Creating abstraction is a powerful technique when we find similar logic in multiple places of our codebase.
If we write the same operation multiple times we can identify the common logic that is used and extract it to its own function. This function is then parametrized and exposed. When a set of classes are related and they serve similar purposes then the common logic between them can be abstracted in a parent class.
This allows us to limit the spread of complexity in the codebase.
The logic related to database operations is complicated and we shouldn’t repeat it in every class. It should be implemented in an abstract class which can then be extended. That’s how ORMs work. A model is created for each database entity and it only specifies the data and operations related to it.
Abstraction is a great tool for the purposes specified above but it is no silver bullet. Especially in terms of reusability it’s easy to overdo it.
Should similar code always have a common abstraction? Principles like DRY (Don’t Repeat Yourself) say so. The reasoning is that when a change needs to be made it can be done in a single place. But the fact that code looks identical at the moment doesn’t mean that it will necessarily remain the same.
When we are building abstractions we should be thinking whether these pieces of code will act and change in the same ways in the future. If they do then the abstraction can evolve with them. If they don’t then it’s better to keep them separated and manage the repetition.
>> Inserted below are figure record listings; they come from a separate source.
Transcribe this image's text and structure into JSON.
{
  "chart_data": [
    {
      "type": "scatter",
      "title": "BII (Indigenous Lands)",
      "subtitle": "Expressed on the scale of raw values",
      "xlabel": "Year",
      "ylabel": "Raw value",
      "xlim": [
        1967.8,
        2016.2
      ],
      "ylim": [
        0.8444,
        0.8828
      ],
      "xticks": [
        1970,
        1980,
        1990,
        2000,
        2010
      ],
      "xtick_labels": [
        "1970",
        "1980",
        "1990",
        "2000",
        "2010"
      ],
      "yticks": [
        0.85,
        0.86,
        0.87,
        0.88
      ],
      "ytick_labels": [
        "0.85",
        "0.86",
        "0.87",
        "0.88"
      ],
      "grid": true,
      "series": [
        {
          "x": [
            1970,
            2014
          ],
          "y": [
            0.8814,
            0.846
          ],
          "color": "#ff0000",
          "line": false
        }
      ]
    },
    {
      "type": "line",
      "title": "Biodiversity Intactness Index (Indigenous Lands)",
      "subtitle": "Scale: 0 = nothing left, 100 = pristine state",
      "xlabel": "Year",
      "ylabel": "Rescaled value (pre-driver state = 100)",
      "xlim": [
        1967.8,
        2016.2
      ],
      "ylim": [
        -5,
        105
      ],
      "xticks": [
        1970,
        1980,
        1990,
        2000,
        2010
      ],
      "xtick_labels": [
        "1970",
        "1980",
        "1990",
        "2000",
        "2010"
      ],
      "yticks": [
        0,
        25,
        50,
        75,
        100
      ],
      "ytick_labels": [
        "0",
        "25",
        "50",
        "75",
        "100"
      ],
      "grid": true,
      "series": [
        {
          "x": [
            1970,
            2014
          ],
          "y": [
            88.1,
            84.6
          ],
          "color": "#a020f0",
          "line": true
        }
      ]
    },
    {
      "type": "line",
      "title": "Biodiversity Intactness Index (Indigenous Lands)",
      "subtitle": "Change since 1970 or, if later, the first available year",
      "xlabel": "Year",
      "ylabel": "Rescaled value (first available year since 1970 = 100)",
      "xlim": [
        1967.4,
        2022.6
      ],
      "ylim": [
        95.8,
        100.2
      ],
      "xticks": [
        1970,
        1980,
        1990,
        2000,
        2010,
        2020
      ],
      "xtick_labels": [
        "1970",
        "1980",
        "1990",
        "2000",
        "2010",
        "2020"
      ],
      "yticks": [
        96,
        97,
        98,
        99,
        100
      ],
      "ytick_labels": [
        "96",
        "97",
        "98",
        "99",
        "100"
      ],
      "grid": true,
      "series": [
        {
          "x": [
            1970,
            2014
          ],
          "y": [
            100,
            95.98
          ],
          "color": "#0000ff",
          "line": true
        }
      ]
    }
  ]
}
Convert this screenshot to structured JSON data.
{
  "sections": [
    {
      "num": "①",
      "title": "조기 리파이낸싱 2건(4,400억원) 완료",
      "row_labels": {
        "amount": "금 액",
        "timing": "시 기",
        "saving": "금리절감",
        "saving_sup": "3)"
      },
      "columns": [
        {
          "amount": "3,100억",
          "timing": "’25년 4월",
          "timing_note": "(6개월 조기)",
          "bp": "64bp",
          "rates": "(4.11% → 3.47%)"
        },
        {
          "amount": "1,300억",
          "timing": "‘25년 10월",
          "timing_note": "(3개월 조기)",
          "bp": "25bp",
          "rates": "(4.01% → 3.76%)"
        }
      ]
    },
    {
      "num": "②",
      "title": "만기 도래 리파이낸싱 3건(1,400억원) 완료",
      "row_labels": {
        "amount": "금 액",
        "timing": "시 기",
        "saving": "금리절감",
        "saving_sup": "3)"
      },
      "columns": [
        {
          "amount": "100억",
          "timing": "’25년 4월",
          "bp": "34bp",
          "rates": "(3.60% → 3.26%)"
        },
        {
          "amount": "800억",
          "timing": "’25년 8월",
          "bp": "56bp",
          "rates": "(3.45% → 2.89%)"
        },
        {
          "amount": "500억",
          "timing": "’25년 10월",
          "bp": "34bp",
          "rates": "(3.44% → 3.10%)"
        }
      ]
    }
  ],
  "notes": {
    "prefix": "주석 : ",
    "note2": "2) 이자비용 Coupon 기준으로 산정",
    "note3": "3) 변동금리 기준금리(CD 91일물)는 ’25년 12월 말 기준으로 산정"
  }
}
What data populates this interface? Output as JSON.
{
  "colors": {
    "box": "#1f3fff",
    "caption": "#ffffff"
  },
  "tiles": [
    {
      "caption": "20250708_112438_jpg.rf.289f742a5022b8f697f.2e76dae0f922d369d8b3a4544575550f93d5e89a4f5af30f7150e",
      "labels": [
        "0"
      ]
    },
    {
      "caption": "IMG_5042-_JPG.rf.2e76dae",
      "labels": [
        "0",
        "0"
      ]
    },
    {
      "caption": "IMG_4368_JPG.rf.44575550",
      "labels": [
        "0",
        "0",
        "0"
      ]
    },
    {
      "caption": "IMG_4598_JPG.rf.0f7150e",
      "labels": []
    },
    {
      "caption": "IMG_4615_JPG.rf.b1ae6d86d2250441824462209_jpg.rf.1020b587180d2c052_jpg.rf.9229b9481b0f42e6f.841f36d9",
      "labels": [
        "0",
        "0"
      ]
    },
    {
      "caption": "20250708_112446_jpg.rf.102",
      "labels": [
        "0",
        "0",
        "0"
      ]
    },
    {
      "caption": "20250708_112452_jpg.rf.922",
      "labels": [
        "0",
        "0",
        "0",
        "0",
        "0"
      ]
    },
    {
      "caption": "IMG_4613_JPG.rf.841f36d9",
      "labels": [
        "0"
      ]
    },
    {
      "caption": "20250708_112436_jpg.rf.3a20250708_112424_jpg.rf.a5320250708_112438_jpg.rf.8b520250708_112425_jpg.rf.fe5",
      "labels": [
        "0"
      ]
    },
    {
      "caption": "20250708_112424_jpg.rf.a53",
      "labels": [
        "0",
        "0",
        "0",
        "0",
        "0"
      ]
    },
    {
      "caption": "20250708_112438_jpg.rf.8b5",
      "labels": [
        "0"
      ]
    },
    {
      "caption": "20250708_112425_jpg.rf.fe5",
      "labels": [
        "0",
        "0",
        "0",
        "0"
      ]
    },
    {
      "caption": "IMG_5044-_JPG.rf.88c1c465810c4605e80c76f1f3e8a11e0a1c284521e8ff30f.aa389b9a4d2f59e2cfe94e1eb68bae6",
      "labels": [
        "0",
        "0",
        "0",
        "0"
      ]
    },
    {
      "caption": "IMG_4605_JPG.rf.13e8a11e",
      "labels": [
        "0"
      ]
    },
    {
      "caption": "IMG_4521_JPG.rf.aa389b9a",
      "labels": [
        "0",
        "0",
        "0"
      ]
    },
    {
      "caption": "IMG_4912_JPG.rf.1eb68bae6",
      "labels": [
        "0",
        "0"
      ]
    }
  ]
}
It’s said that duplication is far cheaper than the wrong abstraction. Why is that? When code that relies on a common abstraction needs to change independently it becomes hard to manage. The abstraction will need to handle the specifics of each of its consumers. Each change will require another parameter or a conditional to be added.
With time the abstraction that was supposed to make things simpler will become a ball of yarn that’s impossible to modify or extend without deep knowledge of its workings.
If you are not sure about how the code will change in the future don’t do the abstraction. Duplication can always be managed. Untangling a common abstraction is a much harder process.
When we write complex data flows, conditional logic and error handling we can abstract those in functions. The functions that are related to specific parts of the domain can then be put into modules or classes.
Those classes can form entire applications and services. Those services can be composed together to form distributed systems.
The more you zoom out the higher the level of abstraction you’re working on. A function hides small specific implementation details. A microservice hides all the operations related to a part of the business domain.
When you’re composing a system you don’t take into account the class hierarchies but the whole area that a service covers.
Much like the car that we mentioned in the beginning, a software product is itself an abstraction. It represents an idea, a solution to a problem. A complex system that can be managed from a simple interface.
- Fully understanding the concept of abstraction is important for every engineer’s growth.
- An abstraction is a way to make complicated things easier to understand by hiding their details.
- There are many examples in the real world that illustrate this concept like cars and art.
- In software engineering abstractions are used to hide complexity and achieve reusability.
- We must be careful not to overdo this technique. Creating a wrong abstraction can be much more expensive than managing some code duplication.
- This concept can be explored on different levels - functions, modules, services, systems.